Systematic and Industrialized Killing Centers
The systematic murder campaign of Jews started in killing sites in the occupied Soviet Union and counted for almost half of the Jewish victims. Some scholars assert that this kind of wholesale murder of a group had its roots in German genocidal acts against the Nama and Herrero in Namibia at the dawn of the twentieth century. But another major aspect of the Holocaust that is usually seen as new, is the industrialized murder represented by the extermination camps like Auschwitz-Birkenau (the Nazi term was Vernichtungslager, extermination camps), a term that is deeply rooted in their ideology, since those who were to be exterminated in them were deemed to be less than human and were considered to be pests in need of extermination).
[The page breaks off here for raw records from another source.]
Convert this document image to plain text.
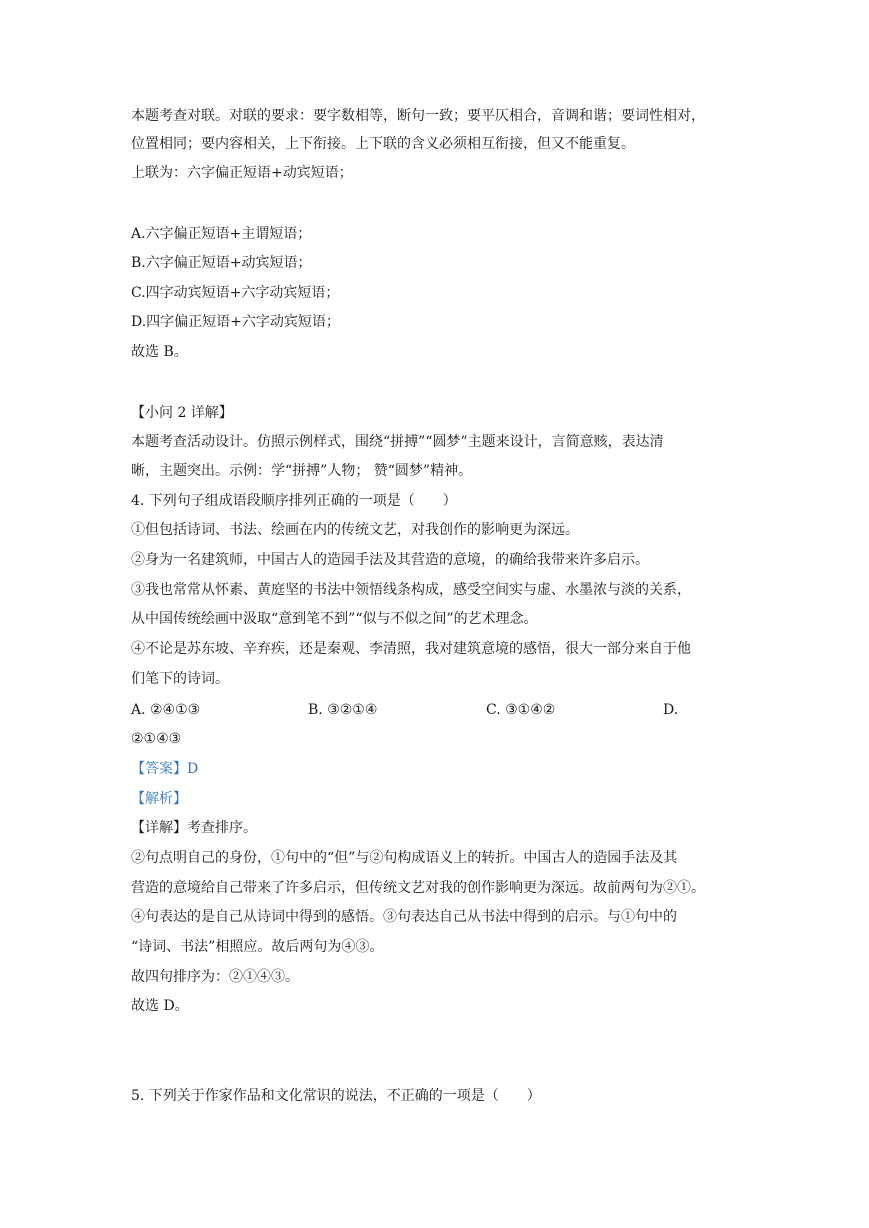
本题考查对联。对联的要求：要字数相等，断句一致；要平仄相合，音调和谐；要词性相对，
位置相同；要内容相关，上下衔接。上下联的含义必须相互衔接，但又不能重复。
上联为：六字偏正短语+动宾短语；
A.六字偏正短语+主谓短语；
B.六字偏正短语+动宾短语；
C.四字动宾短语+六字动宾短语；
D.四字偏正短语+六字动宾短语；
故选 B。
【小问 2 详解】
本题考查活动设计。仿照示例样式，围绕“拼搏”“圆梦”主题来设计，言简意赅，表达清
晰，主题突出。示例：学“拼搏”人物； 赞“圆梦”精神。
4. 下列句子组成语段顺序排列正确的一项是（　　）
①但包括诗词、书法、绘画在内的传统文艺，对我创作的影响更为深远。
②身为一名建筑师，中国古人的造园手法及其营造的意境，的确给我带来许多启示。
③我也常常从怀素、黄庭坚的书法中领悟线条构成，感受空间实与虚、水墨浓与淡的关系，
从中国传统绘画中汲取“意到笔不到”“似与不似之间”的艺术理念。
④不论是苏东坡、辛弃疾，还是秦观、李清照，我对建筑意境的感悟，很大一部分来自于他
们笔下的诗词。
A. ②④①③	B. ③②①④	C. ③①④②	D.
②①④③
【答案】D
【解析】
【详解】考查排序。
②句点明自己的身份，①句中的“但”与②句构成语义上的转折。中国古人的造园手法及其
营造的意境给自己带来了许多启示，但传统文艺对我的创作影响更为深远。故前两句为②①。
④句表达的是自己从诗词中得到的感悟。③句表达自己从书法中得到的启示。与①句中的
“诗词、书法”相照应。故后两句为④③。
故四句排序为：②①④③。
故选 D。
5. 下列关于作家作品和文化常识的说法，不正确的一项是（　　）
This well-honed system of large-scale industrialized murder could be implemented due to the fact that the “industry” was provided with victims who were “shipped” in a modern commercial mode as a “product” to them, by a well-organized modern state-bureaucracy using the modern railway system. This enterprise, which spanned the length and breadth of most of Europe can certainly be considered to be new.
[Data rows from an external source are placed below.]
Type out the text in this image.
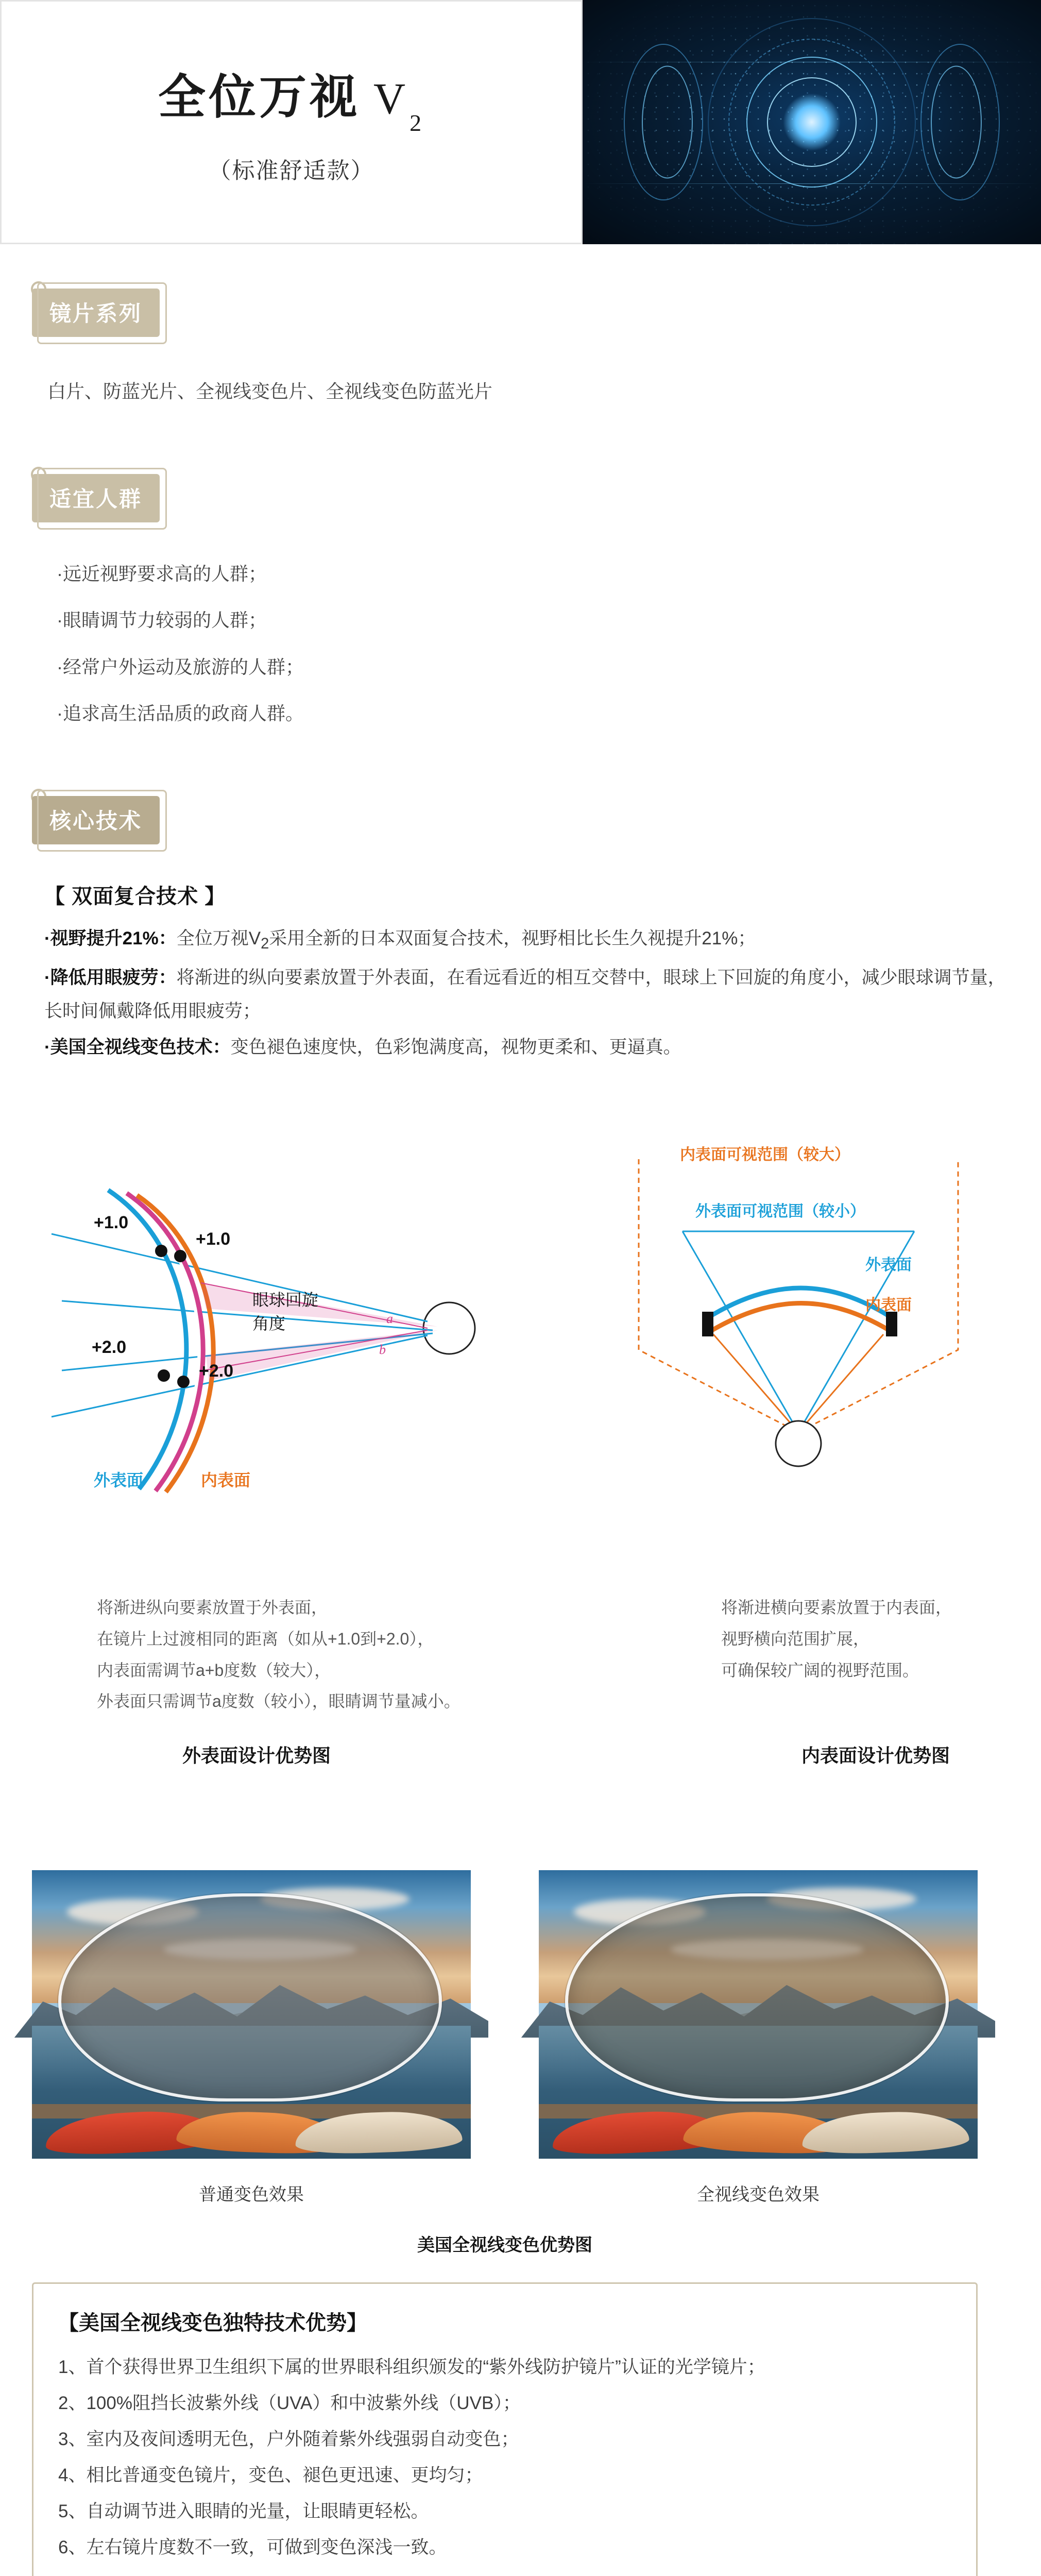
全位万视 $V_2$
（标准舒适款）
镜片系列
白片、防蓝光片、全视线变色片、全视线变色防蓝光片
适宜人群
·远近视野要求高的人群；
·眼睛调节力较弱的人群；
·经常户外运动及旅游的人群；
·追求高生活品质的政商人群。
核心技术
【 双面复合技术 】
·视野提升21%：全位万视$V_2$采用全新的日本双面复合技术，视野相比长生久视提升21%；
·降低用眼疲劳：将渐进的纵向要素放置于外表面，在看远看近的相互交替中，眼球上下回旋的角度小，减少眼球调节量，长时间佩戴降低用眼疲劳；
·美国全视线变色技术：变色褪色速度快，色彩饱满度高，视物更柔和、更逼真。
a
b
+1.0
+1.0
+2.0
+2.0
眼球回旋
角度
外表面	内表面
将渐进纵向要素放置于外表面，
在镜片上过渡相同的距离（如从+1.0到+2.0），
内表面需调节a+b度数（较大），
外表面只需调节a度数（较小），眼睛调节量减小。
外表面设计优势图
内表面可视范围（较大）
外表面可视范围（较小）
外表面
内表面
将渐进横向要素放置于内表面，
视野横向范围扩展，
可确保较广阔的视野范围。
内表面设计优势图
普通变色效果	全视线变色效果
美国全视线变色优势图
【美国全视线变色独特技术优势】
1、首个获得世界卫生组织下属的世界眼科组织颁发的“紫外线防护镜片”认证的光学镜片；
2、100%阻挡长波紫外线（UVA）和中波紫外线（UVB）；
3、室内及夜间透明无色，户外随着紫外线强弱自动变色；
4、相比普通变色镜片，变色、褪色更迅速、更均匀；
5、自动调节进入眼睛的光量，让眼睛更轻松。
6、左右镜片度数不一致，可做到变色深浅一致。
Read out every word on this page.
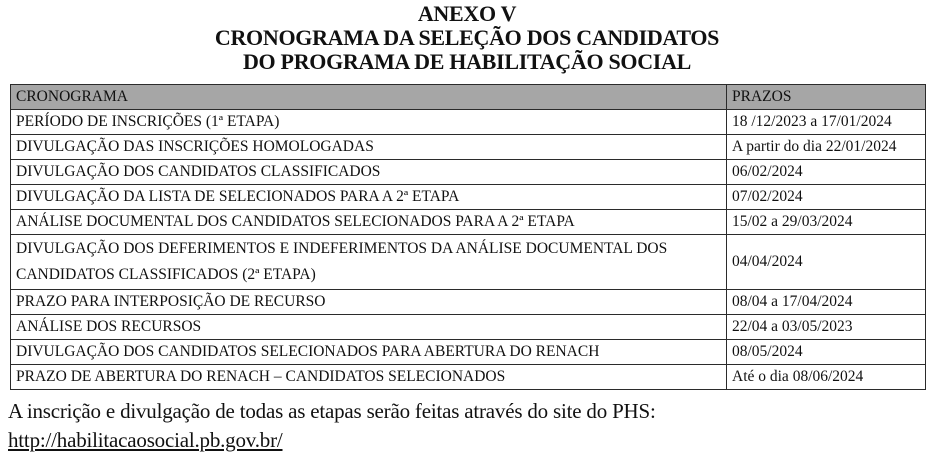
ANEXO V
CRONOGRAMA DA SELEÇÃO DOS CANDIDATOS
DO PROGRAMA DE HABILITAÇÃO SOCIAL
CRONOGRAMA	PRAZOS
PERÍODO DE INSCRIÇÕES (1ª ETAPA)	18 /12/2023 a 17/01/2024
DIVULGAÇÃO DAS INSCRIÇÕES HOMOLOGADAS	A partir do dia 22/01/2024
DIVULGAÇÃO DOS CANDIDATOS CLASSIFICADOS	06/02/2024
DIVULGAÇÃO DA LISTA DE SELECIONADOS PARA A 2ª ETAPA	07/02/2024
ANÁLISE DOCUMENTAL DOS CANDIDATOS SELECIONADOS PARA A 2ª ETAPA	15/02 a 29/03/2024
DIVULGAÇÃO DOS DEFERIMENTOS E INDEFERIMENTOS DA ANÁLISE DOCUMENTAL DOS CANDIDATOS CLASSIFICADOS (2ª ETAPA)	04/04/2024
PRAZO PARA INTERPOSIÇÃO DE RECURSO	08/04 a 17/04/2024
ANÁLISE DOS RECURSOS	22/04 a 03/05/2023
DIVULGAÇÃO DOS CANDIDATOS SELECIONADOS PARA ABERTURA DO RENACH	08/05/2024
PRAZO DE ABERTURA DO RENACH – CANDIDATOS SELECIONADOS	Até o dia 08/06/2024
A inscrição e divulgação de todas as etapas serão feitas através do site do PHS: http://habilitacaosocial.pb.gov.br/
The broad, transnational, modern and apocalyptic nature of the Holocaust, which encompassed Jewish communities of North Africa as well, thus stands out as different from other cases of genocide. In those cases, the conflict is between two entities, and mostly relating to domination over certain territories; thus, they were more restricted and their basis more concrete. In contrast, the conflict with “the Jews” was imagined, and not restricted to a given territory but global in its essence. Consequently, Nazi Germany implemented its anti-Jewish policies in every occupied country and the ideologues and planners envisioned its implementation far beyond Europe. Moreover, this enterprise was joined by people across the large swath of land they came to dominate either as occupiers or as senior partners in alliances. One can therefore say that Nazi antisemitism also radicalized anti-Jewish policies and traditions outside Germany. Germany’s ally Romania, for instance, was responsible for the death of close to 400,000 Jews. The transnational nature of the Holocaust is not only about the geography of persecution but also includes other geographical aspects, such as the places that emerged as sites of refuge or possible sites of refuge for Jews fleeing persecution. In short, it can be said that the events of the Holocaust touched much of the world.
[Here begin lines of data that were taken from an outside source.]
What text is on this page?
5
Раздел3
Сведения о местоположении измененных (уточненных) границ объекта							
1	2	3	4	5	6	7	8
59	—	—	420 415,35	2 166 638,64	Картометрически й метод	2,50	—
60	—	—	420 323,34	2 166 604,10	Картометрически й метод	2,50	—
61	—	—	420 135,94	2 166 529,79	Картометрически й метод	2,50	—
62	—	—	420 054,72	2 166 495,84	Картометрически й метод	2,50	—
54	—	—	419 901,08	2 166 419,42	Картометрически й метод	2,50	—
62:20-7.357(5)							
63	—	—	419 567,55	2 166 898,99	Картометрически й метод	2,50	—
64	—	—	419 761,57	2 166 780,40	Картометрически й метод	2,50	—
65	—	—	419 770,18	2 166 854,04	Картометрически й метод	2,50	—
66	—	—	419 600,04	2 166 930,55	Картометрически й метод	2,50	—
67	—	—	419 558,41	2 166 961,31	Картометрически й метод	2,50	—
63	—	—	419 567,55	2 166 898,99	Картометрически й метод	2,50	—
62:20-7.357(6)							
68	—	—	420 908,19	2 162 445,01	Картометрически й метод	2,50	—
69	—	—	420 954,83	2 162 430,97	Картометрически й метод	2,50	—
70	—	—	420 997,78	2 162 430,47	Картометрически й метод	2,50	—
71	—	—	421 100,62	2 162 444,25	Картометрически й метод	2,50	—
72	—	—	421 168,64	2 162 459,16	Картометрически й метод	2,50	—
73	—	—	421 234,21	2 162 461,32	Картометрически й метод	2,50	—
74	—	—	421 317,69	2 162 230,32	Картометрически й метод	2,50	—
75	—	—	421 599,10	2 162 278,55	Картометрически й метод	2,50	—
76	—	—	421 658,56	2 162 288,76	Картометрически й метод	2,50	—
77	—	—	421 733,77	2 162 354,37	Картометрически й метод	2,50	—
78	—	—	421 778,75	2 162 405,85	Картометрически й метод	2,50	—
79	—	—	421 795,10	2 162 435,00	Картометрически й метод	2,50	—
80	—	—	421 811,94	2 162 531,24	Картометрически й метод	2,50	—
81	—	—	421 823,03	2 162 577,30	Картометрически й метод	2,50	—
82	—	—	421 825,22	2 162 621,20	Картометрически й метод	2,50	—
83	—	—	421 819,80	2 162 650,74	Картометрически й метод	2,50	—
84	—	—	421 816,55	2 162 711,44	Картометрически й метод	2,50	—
Neither should one forget that the Third Reich existed only 12 years and 98 days, that the unprecedented numerical results of the murder campaign were reached in less than four years, and that this was all done without even having a designated budget for this purpose. I.e. the anti-Jewish campaign could be implemented only due to the broad and creative input of many ordinary players – Germans and others throughout Europe - not only Hitler and the Nazi elite.